From: Ryan Culpepper (ryan at cs.utah.edu)
Date: Tue Feb 28 16:39:56 EST 2012

On 02/28/2012 01:56 PM, Robby Findler wrote:
> On Tue, Feb 28, 2012 at 2:43 PM, Ryan Culpepper<ryan at cs.utah.edu>  wrote:
>> On my machine before the change, "raco setup -D" took 8m13s real, 13m52s
>> user; after the change, it takes 4m0s real, 9m3s user.
> I guess you have a faster machine than I do. (Are you running the 64
> bit build or 32?)


> FWIW, the times I'm reporting are after your commit.

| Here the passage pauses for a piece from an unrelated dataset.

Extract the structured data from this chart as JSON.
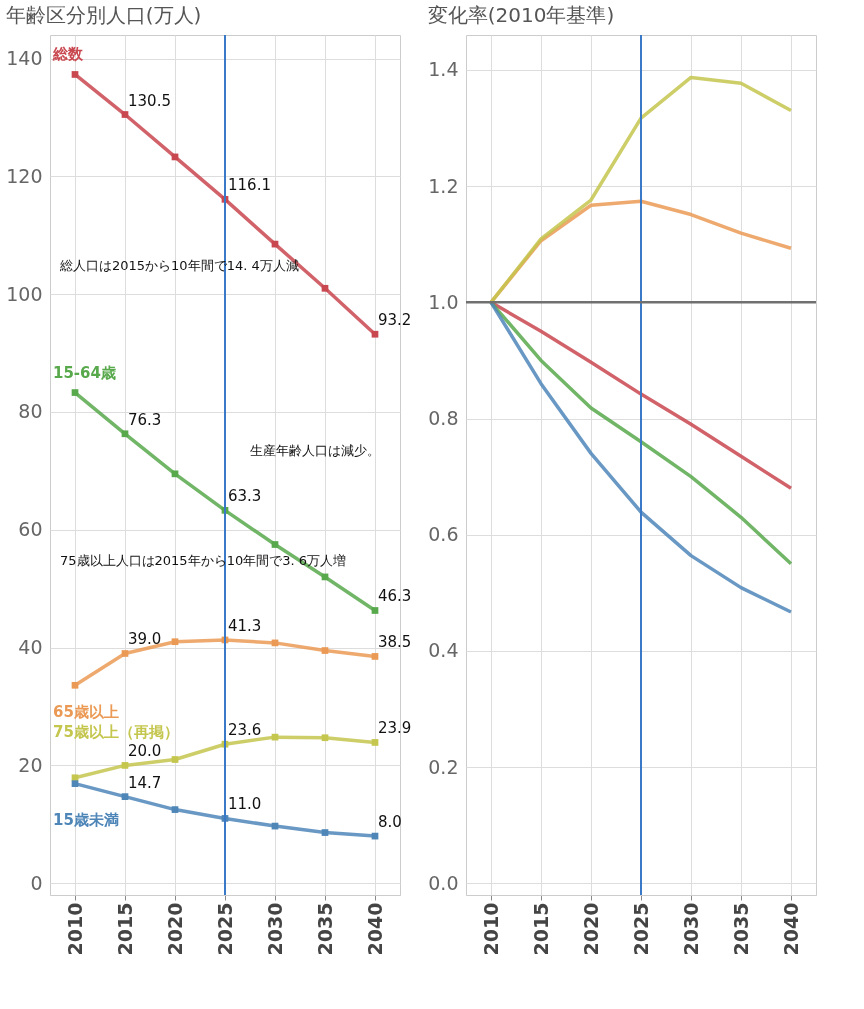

Yes, I got that. I just wanted to add one before/after comparison. If 
anyone sees radically different before/after results, I'd like to hear 
about it.

>> It's useful to look at the progress output, particularly the place that a
>> particular collection is scheduled on. Before, progress would stop on the
>> "macro-debugger" collection for a long time. Now, you can still see
>> individual places blocking for long periods of time by looking for long runs
>> where a place number is absent.
>> On my machine, the "images" collection is scheduled on place 0, and it keeps
>> 0 occupied for a long time---until around when setup hits "scribblings".
>> Then place 2 is occupied by "gui-debugger", then 1 is occupied by
>> "macro-debugger". CPUs utilization drops to around 75% when it hits
>> "gui-debugger" and then to around 50% at "macro-debugger". Both of those
>> collections depend on "images". It drops again, briefly, around "scribble",
>> which is also around when "images" finishes---I'm not sure what that means.
>> It also takes a while to climb back to around 100%, and I'm not sure why
>> that happens either (possibly related to "scribble"/"scribblings"?).
>> It seems like it should help to issue more collections while those few
>> block, but doing it naively (-j 5 or -j 6) doesn't work.
> I've put together something that reads .dep files and does a
> topological sort of the collections based on the dependencies (after
> breaking links to get rid of the cycles) and uses that to schedule the
> collections. I'm running some timing tests now.

I worry that a topologically-sorted list might actually result in worse 
scheduling. It may place dependencies close together and they might get 
scheduled on different places.

If B depends on A, then B should be *started* only after A is 
*completed*. But the current interpretation of the worklist is just the 
order in which to *start* collections.